Un système carolorégien qui craque de toutes parts

PAUL PIRET

ANALYSE

Wagner, De Clercq, Cariat... Les noms dominent l'actualité pour des «affaires» différentes. Reste qu'elles se localisent toutes sur Charleroi et son establishment socialiste.

La situation est trop injuste et dangereuse pour la région - injuste quand on en connaît le dynamisme social et les premières réussites d'une courageuse reconversion, dangereuse parce que tout climat délétère risque de ne profiter qu'aux extrémismes - pour ne pas espérer une reconstitution plutôt qu'un écrasement de ses forces vives. Mais elle passe par une remise à plat de deux questions essentielles.

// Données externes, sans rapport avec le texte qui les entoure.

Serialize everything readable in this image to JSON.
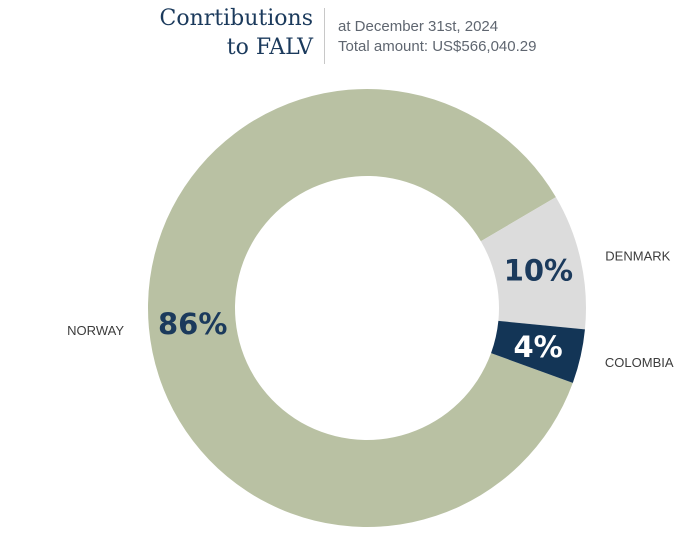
{
  "header": {
    "title_line1": "Conrtibutions",
    "title_line2": "to FALV",
    "subtitle_line1": "at December 31st, 2024",
    "subtitle_line2": "Total amount: US$566,040.29"
  },
  "chart_data": {
    "type": "pie",
    "donut": true,
    "title": "Conrtibutions to FALV",
    "categories": [
      "NORWAY",
      "DENMARK",
      "COLOMBIA"
    ],
    "values": [
      86,
      10,
      4
    ],
    "value_labels": [
      "86%",
      "10%",
      "4%"
    ],
    "colors": [
      "#b9c1a3",
      "#dcdcdc",
      "#133556"
    ],
    "label_colors": [
      "#1b3a5c",
      "#1b3a5c",
      "#ffffff"
    ],
    "legend": "none"
  }
}
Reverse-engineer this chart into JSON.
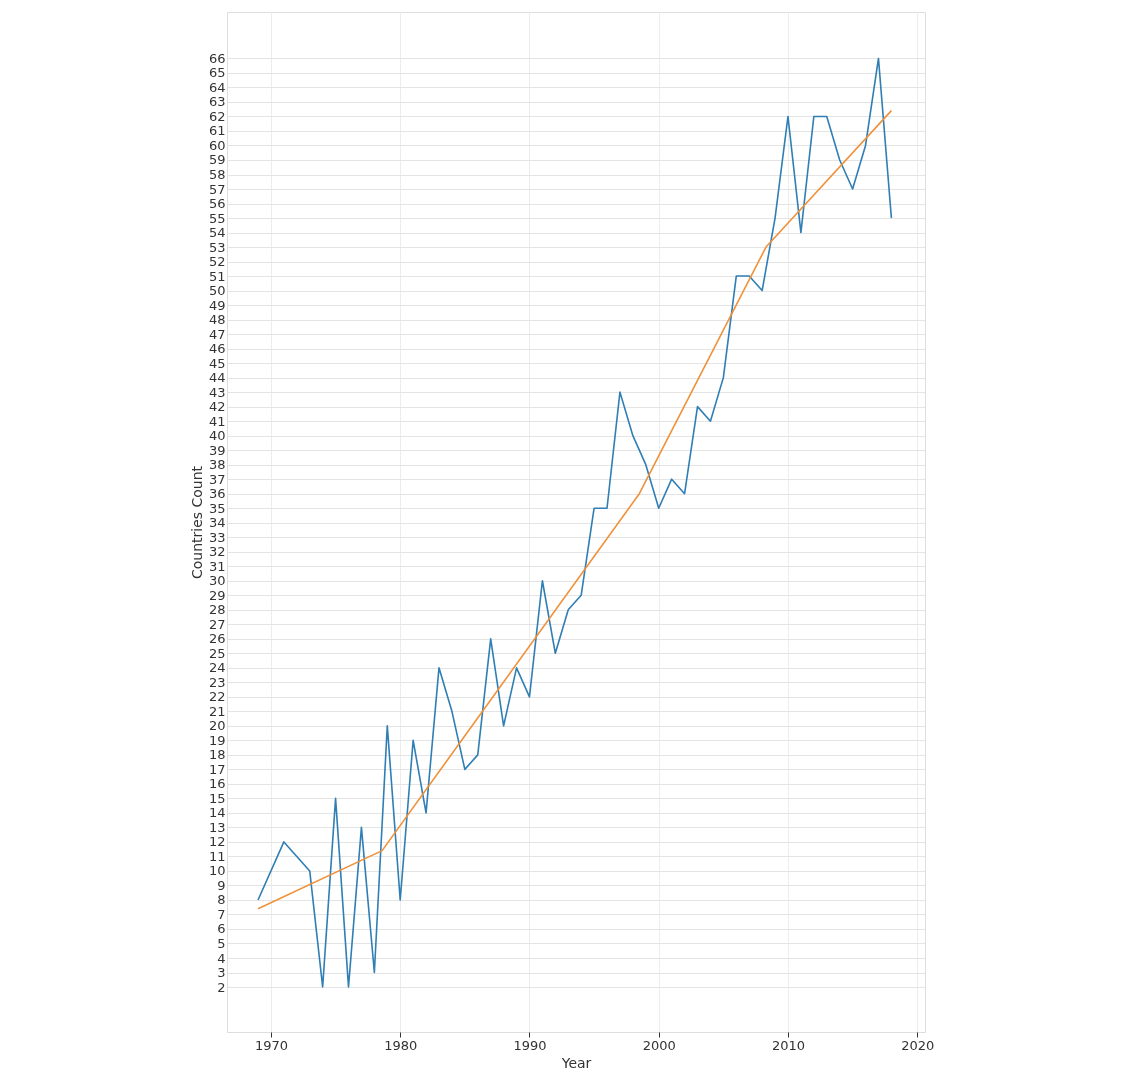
{
  "chart_data": {
    "type": "line",
    "xlabel": "Year",
    "ylabel": "Countries Count",
    "xlim": [
      1966.6,
      2020.6
    ],
    "xticks": [
      1970,
      1980,
      1990,
      2000,
      2010,
      2020
    ],
    "ylim": [
      -1.1,
      69.2
    ],
    "yticks": [
      2,
      3,
      4,
      5,
      6,
      7,
      8,
      9,
      10,
      11,
      12,
      13,
      14,
      15,
      16,
      17,
      18,
      19,
      20,
      21,
      22,
      23,
      24,
      25,
      26,
      27,
      28,
      29,
      30,
      31,
      32,
      33,
      34,
      35,
      36,
      37,
      38,
      39,
      40,
      41,
      42,
      43,
      44,
      45,
      46,
      47,
      48,
      49,
      50,
      51,
      52,
      53,
      54,
      55,
      56,
      57,
      58,
      59,
      60,
      61,
      62,
      63,
      64,
      65,
      66
    ],
    "grid": true,
    "legend": false,
    "series": [
      {
        "type": "line",
        "color": "#2f7eb4",
        "x": [
          1969,
          1971,
          1973,
          1974,
          1975,
          1976,
          1977,
          1978,
          1979,
          1980,
          1981,
          1982,
          1983,
          1984,
          1985,
          1986,
          1987,
          1988,
          1989,
          1990,
          1991,
          1992,
          1993,
          1994,
          1995,
          1996,
          1997,
          1998,
          1999,
          2000,
          2001,
          2002,
          2003,
          2004,
          2005,
          2006,
          2007,
          2008,
          2009,
          2010,
          2011,
          2012,
          2013,
          2014,
          2015,
          2016,
          2017,
          2018
        ],
        "values": [
          8,
          12,
          10,
          2,
          15,
          2,
          13,
          3,
          20,
          8,
          19,
          14,
          24,
          21,
          17,
          18,
          26,
          20,
          24,
          22,
          30,
          25,
          28,
          29,
          35,
          35,
          43,
          40,
          38,
          35,
          37,
          36,
          42,
          41,
          44,
          51,
          51,
          50,
          55,
          62,
          54,
          62,
          62,
          59,
          57,
          60,
          66,
          55
        ]
      },
      {
        "color": "#f0913a",
        "x": [
          1969,
          1978.6,
          1998.5,
          2008.3,
          2018
        ],
        "values": [
          7.4,
          11.4,
          36,
          53,
          62.4
        ]
      }
    ]
  }
}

D'abord, comment en est-on arrivé là? Tout pouvoir absolu porte en lui les germes de sa déliquescence. Mais ce serait lapalissade de s'y cantonner. Ce pouvoir absolu, qui a sa légitimité électorale, il faut bien le mesurer (Charleroi est la seule grosse ville du pays à majorité absolue depuis les fusions; 13 des 14 bourgmestres de l'arrondissement sont socialistes; le PS a une majorité absolue dans 8 cas et est au pouvoir dans les 6 autres). Il faut aussi en appréhender l'organisation souterraine (à l'inverse de Liège, où les rivalités claniques s'étalèrent au grand jour, les socialistes carolos se répartirent les sphères du pouvoir assez discrètement pour s'ériger des potentats). Il faut convenir aussi que ce pouvoir ne tourna pas que sur ou pour lui-même (ainsi Jean-Claude Van Cauwenberghe put-il jadis imposer un slogan «Charleroi j'y crois» auquel peu de Carolos ne crurent pas). Ajoutons-y un fort endormissement local - politique, médiatique ou citoyen - et des détenteurs du pouvoir n'eurent aucune peine à finir par confondre des habitudes avec la norme.

Seconde question: comment a-t-on fini par en sortir? Alors que la condamnation de Richard Carlier fut vite reléguée en histoire ancienne et telle affaire Avaux, en petit problème local? Alors que le dossier de «La Carolo», par lequel le déclic vint, ne fut mis au jour que trois ans après un audit qui en avait déjà décrit les turpitudes? Il fallut, inattendue, toute une conjonction d'éléments politiques, médiatiques, judiciaires et socio-économiques assez significative pour enclencher un jeu de dominos. Jusqu'à ce que parfois on n'admette plus aujourd'hui ce à quoi on se résignait hier. Mais pas encore jusqu'à pouvoir pressentir cette révolution des mentalités et des pratiques dont Charleroi et la Wallonie ne devraient faire l'économie.